O desempenho das contas públicas continua a decepcionar, mas agora sem provocar diagnósticos apocalípticos. A equipe econômica, ainda em sua fase provisória, ampliou significativamente a meta de déficit primário ao assumir (de R$ 97 bilhões para R$ 170,5 bilhões), o que deu algum fôlego às despesas na segunda metade de 2016 e permitiu “entregar” um resultado ligeiramente melhor (R$ 154 bilhões, ou 2,5% do PIB), mas bem pior do que o 1,9% em 2015 e o 0,6% em 2014. A meta para 2017 é de R$ 139 bilhões, as dificuldades para cumpri-la são enormes, e o contingenciamento anunciado de mais de R$ 40 bilhões – concentrado como sempre no investimento público, já anêmico – dificultará ainda mais a recuperação do nível de atividade. A dívida pública, para muitos a síntese da tragédia anterior, segue em forte movimento de alta: de 56% do PIB (em termos brutos) ao final de 2014, passou para 70% em 2016 e se projeta que ultrapasse 75% em 2018.
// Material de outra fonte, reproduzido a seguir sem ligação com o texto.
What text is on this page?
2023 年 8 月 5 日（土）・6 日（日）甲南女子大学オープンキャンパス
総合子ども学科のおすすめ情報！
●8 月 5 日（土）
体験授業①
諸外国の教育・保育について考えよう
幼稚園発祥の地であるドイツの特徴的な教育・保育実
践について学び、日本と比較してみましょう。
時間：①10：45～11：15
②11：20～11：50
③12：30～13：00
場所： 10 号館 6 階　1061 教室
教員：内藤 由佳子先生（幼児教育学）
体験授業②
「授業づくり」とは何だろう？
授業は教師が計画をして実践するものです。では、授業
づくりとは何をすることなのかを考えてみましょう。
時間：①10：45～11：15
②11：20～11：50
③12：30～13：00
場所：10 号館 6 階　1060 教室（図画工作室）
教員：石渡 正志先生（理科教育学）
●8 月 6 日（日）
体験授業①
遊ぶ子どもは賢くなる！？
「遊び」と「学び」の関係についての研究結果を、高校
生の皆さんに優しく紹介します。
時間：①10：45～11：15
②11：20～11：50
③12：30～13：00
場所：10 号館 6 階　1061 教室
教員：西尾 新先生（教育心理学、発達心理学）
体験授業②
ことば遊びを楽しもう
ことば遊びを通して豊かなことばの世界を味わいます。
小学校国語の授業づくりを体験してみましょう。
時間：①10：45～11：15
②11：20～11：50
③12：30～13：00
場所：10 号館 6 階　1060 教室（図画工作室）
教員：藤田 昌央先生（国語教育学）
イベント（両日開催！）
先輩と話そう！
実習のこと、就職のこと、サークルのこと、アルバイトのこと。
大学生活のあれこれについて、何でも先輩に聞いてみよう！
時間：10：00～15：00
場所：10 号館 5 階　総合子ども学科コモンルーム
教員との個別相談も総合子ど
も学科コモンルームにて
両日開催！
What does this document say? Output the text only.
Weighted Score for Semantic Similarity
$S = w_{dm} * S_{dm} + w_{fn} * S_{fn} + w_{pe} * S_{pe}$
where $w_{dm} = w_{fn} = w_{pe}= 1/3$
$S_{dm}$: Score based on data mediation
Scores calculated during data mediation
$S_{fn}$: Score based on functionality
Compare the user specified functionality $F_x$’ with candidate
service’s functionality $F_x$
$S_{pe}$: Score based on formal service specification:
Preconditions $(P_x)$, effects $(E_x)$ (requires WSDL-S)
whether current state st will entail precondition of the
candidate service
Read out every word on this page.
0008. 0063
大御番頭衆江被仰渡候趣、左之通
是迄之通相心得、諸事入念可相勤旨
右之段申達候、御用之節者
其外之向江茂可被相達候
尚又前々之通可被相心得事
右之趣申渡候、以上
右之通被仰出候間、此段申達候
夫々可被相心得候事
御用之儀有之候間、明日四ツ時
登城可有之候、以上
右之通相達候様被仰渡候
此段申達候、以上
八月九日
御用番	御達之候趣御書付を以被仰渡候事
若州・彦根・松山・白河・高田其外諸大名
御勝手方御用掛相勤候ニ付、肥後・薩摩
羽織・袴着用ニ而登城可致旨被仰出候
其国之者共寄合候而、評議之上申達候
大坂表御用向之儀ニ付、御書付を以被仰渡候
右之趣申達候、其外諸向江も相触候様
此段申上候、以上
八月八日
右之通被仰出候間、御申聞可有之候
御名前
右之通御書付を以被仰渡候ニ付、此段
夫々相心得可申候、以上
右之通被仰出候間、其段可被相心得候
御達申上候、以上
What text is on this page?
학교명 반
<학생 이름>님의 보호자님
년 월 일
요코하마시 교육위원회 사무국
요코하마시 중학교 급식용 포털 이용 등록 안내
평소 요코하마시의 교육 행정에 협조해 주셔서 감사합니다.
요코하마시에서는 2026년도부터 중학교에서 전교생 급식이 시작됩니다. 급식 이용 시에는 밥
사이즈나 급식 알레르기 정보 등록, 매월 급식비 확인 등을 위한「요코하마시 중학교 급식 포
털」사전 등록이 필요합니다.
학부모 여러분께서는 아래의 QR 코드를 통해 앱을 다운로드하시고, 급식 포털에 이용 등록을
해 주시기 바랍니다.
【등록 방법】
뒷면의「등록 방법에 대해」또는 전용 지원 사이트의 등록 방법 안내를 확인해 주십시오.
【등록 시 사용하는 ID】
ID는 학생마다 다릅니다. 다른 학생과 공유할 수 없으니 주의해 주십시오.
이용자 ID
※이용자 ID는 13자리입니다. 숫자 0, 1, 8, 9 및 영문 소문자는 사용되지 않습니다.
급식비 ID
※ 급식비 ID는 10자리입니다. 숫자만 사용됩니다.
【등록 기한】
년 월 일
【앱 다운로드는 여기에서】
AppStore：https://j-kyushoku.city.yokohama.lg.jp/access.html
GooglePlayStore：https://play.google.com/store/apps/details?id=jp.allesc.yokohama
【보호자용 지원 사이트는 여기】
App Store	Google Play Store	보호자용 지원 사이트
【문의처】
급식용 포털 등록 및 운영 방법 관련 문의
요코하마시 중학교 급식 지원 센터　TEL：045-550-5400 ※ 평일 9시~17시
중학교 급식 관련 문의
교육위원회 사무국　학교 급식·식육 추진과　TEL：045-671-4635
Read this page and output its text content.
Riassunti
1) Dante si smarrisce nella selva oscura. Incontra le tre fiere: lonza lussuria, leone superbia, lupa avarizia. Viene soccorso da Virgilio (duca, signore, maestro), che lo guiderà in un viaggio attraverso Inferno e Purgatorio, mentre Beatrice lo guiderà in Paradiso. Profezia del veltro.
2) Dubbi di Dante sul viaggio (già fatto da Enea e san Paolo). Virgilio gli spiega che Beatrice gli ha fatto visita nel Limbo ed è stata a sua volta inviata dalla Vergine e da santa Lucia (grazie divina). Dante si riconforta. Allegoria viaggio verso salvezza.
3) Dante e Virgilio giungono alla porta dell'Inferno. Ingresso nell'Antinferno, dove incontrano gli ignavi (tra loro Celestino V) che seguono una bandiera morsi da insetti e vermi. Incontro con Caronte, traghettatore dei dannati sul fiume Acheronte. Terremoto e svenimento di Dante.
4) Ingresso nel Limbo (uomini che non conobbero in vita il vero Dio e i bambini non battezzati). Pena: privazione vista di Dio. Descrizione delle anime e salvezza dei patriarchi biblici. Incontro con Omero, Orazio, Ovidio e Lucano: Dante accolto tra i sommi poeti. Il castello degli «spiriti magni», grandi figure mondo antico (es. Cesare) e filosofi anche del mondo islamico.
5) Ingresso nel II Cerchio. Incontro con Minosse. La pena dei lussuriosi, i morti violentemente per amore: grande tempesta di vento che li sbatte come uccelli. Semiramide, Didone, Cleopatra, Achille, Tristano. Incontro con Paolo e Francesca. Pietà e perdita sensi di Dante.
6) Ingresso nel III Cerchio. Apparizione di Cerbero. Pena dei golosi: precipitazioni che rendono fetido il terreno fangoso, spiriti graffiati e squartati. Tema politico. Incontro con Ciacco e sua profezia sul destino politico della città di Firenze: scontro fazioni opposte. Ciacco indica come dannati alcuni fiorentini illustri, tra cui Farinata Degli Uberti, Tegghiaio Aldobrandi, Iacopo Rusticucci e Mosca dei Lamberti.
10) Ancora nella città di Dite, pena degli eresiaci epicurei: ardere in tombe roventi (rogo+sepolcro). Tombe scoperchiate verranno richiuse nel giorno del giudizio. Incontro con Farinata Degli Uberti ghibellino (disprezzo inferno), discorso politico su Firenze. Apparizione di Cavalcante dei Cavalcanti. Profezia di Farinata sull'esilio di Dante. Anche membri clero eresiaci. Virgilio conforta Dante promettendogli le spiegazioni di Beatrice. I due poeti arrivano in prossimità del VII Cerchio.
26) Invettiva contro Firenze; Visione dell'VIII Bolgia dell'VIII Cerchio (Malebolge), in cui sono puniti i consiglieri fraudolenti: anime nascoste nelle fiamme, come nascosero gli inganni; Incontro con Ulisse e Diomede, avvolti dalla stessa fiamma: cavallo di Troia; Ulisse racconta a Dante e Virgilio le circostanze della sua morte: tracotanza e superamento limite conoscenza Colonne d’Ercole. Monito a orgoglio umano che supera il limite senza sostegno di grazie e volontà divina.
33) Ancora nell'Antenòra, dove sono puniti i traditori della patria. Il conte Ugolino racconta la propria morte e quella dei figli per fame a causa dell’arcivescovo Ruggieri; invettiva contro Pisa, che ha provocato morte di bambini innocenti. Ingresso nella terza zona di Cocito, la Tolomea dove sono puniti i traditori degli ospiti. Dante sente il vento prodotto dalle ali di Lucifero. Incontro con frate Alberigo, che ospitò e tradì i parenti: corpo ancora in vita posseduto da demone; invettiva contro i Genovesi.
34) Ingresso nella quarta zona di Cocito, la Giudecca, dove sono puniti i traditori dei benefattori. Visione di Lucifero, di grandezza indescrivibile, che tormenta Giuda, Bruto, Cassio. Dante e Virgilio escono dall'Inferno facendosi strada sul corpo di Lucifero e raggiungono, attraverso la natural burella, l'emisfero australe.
A campanha pelo impeachment – que, é óbvio agora, tinha também muito de autopreservação e tentativa de “estancamento” – foi embalada por duas grandes promessas econômicas: a da retomada da confiança de empresários e consumidores com a substituição de um governo irresponsável fiscalmente; e a dos benefícios trazidos pelos investimentos estrangeiros, que também se traduziriam em crescimento. Mesmo implícita, havia ainda outra grande aposta, de natureza estatística: não seria difícil produzir recuperação em cima de uma base de comparação tão baixa.
Diante dos resultados negativos em todas essas frentes e das perspectivas no mínimo modestas para 2017 e 2018, seria correto afirmar que o governo Temer é um fracasso na economia? A hipótese deste artigo é a de que não, e um sinal claro é a enorme condescendência com que sua performance é noticiada e comentada até aqui.
O sentido econômico dessa gestão, para as forças que de fato foram decisivas para a derrubada da presidenta eleita, nunca girou em torno de metas de curto prazo, relativas a crescimento ou emprego. Nem mesmo aos resultados conjunturais das contas públicas. Sua missão econômica vem sendo cumprida à risca, com profundas mudanças estruturais realizadas com ritos e ritmos característicos dos períodos de exceção. E é diante dessas tarefas que seus êxitos, fracassos e riscos devem ser avaliados.
II.
Para fins analíticos, é possível dividir as formas de atuação pública na economia em dois planos. De um lado localizam-se as três principais políticas macroeconômicas (monetária, cambial e fiscal) e seus resultados sobre o PIB, inflação, taxas de juros, contas externas etc. De outro, a estratégia de longo prazo, ou opções relativas aos papéis do Estado e do mercado, políticas industriais, abertura comercial e financeira, distribuição de renda etc. Dessas segundas escolhas resultam, em interação com as condições herdadas e o cenário internacional, um certo estilo de desenvolvimento (ou a falta dele). Há relações inescapáveis entre as duas dimensões, mas as combinações possíveis entre elas são inúmeras, e dessa associação é que se entende melhor o sentido econômico de um governo.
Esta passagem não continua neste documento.